China's neglect erodes relics Antiquities: The Great Wall and Forbidden City, symbols of China's once majestic power, are rotting away, victims of abuse and disinterest.

Sun Journal

December 26, 1997|By Frank Langfitt | Frank Langfitt,SUN FOREIGN STAFF

BEIJING -- The Forbidden City is a spectacular palace that Chinese emperors once called home, but it desperately needs a face lift. Vermilion paint peels from the walls, weeds sprout from the ceramic tile roofs and pieces of broken sculpture lie strewn about one of the courtyards.

In nearby Hebei Province, two sections of the Great Wall -- one dating to the Tang Dynasty (A.D. 618-907) -- were demolished this year to make way for a new road and the expansion of a vegetable company.

As a nation, China bases much of its claim to greatness on its 5,000 years of history and ancient culture, yet at times it treats some of its treasures like second-hand clothes.

"Any Chinese would feel angry at the sight," said Chai Xiaoming, a national cultural relics protection official, referring to the deteriorated condition of the Forbidden City.
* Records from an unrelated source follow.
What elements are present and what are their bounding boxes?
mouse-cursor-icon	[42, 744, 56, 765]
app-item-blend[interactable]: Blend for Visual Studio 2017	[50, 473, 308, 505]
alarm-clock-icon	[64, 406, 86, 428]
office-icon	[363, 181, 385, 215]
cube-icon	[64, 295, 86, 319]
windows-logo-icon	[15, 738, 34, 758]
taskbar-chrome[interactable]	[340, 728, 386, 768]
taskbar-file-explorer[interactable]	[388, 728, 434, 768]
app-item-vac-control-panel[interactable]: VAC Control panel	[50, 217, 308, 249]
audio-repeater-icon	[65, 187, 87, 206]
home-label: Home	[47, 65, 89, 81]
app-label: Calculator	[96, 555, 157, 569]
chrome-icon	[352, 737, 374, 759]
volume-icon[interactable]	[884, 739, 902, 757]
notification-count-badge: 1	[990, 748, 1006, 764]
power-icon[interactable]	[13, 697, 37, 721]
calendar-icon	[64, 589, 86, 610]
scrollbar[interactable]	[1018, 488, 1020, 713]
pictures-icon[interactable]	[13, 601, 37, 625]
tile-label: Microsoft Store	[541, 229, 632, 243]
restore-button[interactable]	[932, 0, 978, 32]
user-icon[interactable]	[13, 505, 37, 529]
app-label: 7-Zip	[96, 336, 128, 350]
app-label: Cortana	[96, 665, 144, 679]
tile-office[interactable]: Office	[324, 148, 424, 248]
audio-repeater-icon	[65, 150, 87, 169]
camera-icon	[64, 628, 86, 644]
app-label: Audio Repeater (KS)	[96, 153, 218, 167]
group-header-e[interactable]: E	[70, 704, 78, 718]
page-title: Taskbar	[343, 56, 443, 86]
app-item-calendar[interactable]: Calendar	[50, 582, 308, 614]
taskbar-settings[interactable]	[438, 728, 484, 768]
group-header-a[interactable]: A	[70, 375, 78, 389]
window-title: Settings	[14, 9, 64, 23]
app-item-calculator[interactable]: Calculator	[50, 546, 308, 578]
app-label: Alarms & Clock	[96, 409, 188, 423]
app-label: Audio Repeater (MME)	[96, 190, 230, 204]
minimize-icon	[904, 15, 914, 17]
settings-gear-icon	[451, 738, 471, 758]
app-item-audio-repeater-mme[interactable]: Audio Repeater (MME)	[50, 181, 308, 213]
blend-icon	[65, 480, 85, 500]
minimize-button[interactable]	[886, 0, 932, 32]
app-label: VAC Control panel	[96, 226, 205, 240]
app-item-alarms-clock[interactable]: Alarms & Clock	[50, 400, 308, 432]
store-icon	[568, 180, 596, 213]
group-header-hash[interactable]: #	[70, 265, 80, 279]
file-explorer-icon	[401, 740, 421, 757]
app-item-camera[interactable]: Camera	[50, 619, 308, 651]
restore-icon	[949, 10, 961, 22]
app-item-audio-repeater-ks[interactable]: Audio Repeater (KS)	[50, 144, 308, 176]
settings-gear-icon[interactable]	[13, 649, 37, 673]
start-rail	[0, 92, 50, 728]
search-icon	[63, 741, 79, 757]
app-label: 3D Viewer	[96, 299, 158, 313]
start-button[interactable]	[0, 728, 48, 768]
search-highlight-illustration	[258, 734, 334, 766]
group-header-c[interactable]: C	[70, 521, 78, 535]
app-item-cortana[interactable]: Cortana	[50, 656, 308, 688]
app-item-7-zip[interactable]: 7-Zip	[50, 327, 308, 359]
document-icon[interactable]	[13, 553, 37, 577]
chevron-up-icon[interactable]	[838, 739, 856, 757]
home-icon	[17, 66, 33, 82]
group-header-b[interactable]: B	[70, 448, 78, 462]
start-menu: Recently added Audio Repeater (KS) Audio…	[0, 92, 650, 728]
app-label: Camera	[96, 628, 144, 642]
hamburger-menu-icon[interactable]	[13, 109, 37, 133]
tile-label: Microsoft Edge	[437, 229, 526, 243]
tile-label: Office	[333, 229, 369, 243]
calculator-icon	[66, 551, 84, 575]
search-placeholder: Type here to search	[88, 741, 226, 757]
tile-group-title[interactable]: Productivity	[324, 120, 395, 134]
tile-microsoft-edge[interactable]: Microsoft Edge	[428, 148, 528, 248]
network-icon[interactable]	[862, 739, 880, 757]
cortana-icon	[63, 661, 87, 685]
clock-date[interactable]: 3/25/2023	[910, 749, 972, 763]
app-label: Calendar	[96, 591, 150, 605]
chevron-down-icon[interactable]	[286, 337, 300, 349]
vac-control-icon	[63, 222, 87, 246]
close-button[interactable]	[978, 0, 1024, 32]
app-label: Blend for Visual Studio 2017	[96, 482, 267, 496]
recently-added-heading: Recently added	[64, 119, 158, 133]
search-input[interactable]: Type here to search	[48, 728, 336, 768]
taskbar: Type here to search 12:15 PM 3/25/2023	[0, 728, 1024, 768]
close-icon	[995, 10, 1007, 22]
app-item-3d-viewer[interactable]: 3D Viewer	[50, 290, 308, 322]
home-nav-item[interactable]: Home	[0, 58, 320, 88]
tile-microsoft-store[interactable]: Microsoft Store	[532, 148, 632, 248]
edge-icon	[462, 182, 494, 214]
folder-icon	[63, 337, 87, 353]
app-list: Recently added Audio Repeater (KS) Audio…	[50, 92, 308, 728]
Preserving and protecting antiquities has always been a challenge in this poor, sprawling and turbulent nation where incomes are rising but still low and about 150 million people can't read.

Over the years, peasants have stripped countless bricks from the Great Wall to build homes, outhouses and pigpens. During the 1966-1976 Cultural Revolution, when Mao Tse-tung unleashed a war on the nation's ancient heritage and traditions, Red Guards tore off the heads of Buddhist statues and destroyed hundreds of Tibetan monasteries.

Preservation vs. development

As this nominally Communist country has pushed forward with market economic reforms in the past two decades, though, there has been an increasing clash between development and preservation. For many poor Chinese, it's an easy choice.

Wang, a 61-year-old farmer, tends a grove of peach trees next to the Great Wall in the coastal city of Shanhaiguan. In the fall, local officials ripped out a 115-foot section for a new road that would reduce traffic jams and cut commuting time.

"The plan was to make a tunnel, but there was not enough money," said Wang, stuffing his hands inside the sleeves of his Mao jacket in his small stone-and-earth shack about 20 yards from the Great Wall. "The only option was to tear it down."

Like many in this city of 150,000, Wang thinks the benefits outweigh the costs. The new thoroughfare has reduced the time it takes him and thousands of others to get to the main road. He also points out that this section of the Great Wall -- which resembles a dirt mound because residents have taken away most of the bricks -- isn't all that pleasant to look at anyway.

"From the historic and symbolic perspective, it's the wrong thing to do," admits Wang, who declined to give his full name. But based on the demands of modern life, "I think it's a good thing."

Some Shanhaiguan residents such as Guang, a 62-year-old woman who runs a small Chinese restaurant, disagree. Guang, who also declines to give her full name, complains over cigarettes and cups of hot tea about the short-sightedness of local citizens.

"A lot of peasants don't have any feeling toward cultural relics," she says. "They don't care and even if you show them why they should care, they don't."

Wall comes down

It is easy to see why some people would favor road-building over preservation in Shanhaiguan. A port city wedged between the mountains and the sea, it suffers from high unemployment because of China's failing state-owned industries. Although tourists visit in the summer to see where the Great Wall meets the ocean, cab drivers line up at the railway station on winter nights to fight for fares.

The Great Wall runs through much of Shanhaiguan, and tunnels have been carved in a number of spots to accommodate roads. Local officials, under heavy criticism from the central and provincial governments, now plan to reconnect the severed section by building four arches at a cost of $241,000.

Chai says local governments rarely demolish segments of the Great Wall and that Chinese are becoming more educated about historic preservation as their standard of living increases. He cites a case this year in which nearly 100 residents signed a petition opposing the construction of an apartment building near the foundation of an ancient wall in coastal Jiangsu Province.

"As the economy develops, people will become more concerned about cultural relics," he says.

If the destruction of the Great Wall at Shanhaiguan was due to ignorance, the dilapidated condition of the Forbidden City seems more a matter of neglect and inadequate funding. Each year, it brings in more than $15 million in ticket revenue -- which goes to the government treasury -- yet less than $1 million is spent annually on basic maintenance.

That doesn't seem like a lot of money for a complex that was originally built more than 500 years ago, covers more than 150 acres and is one of the most-visible symbols of the world's most-populous country.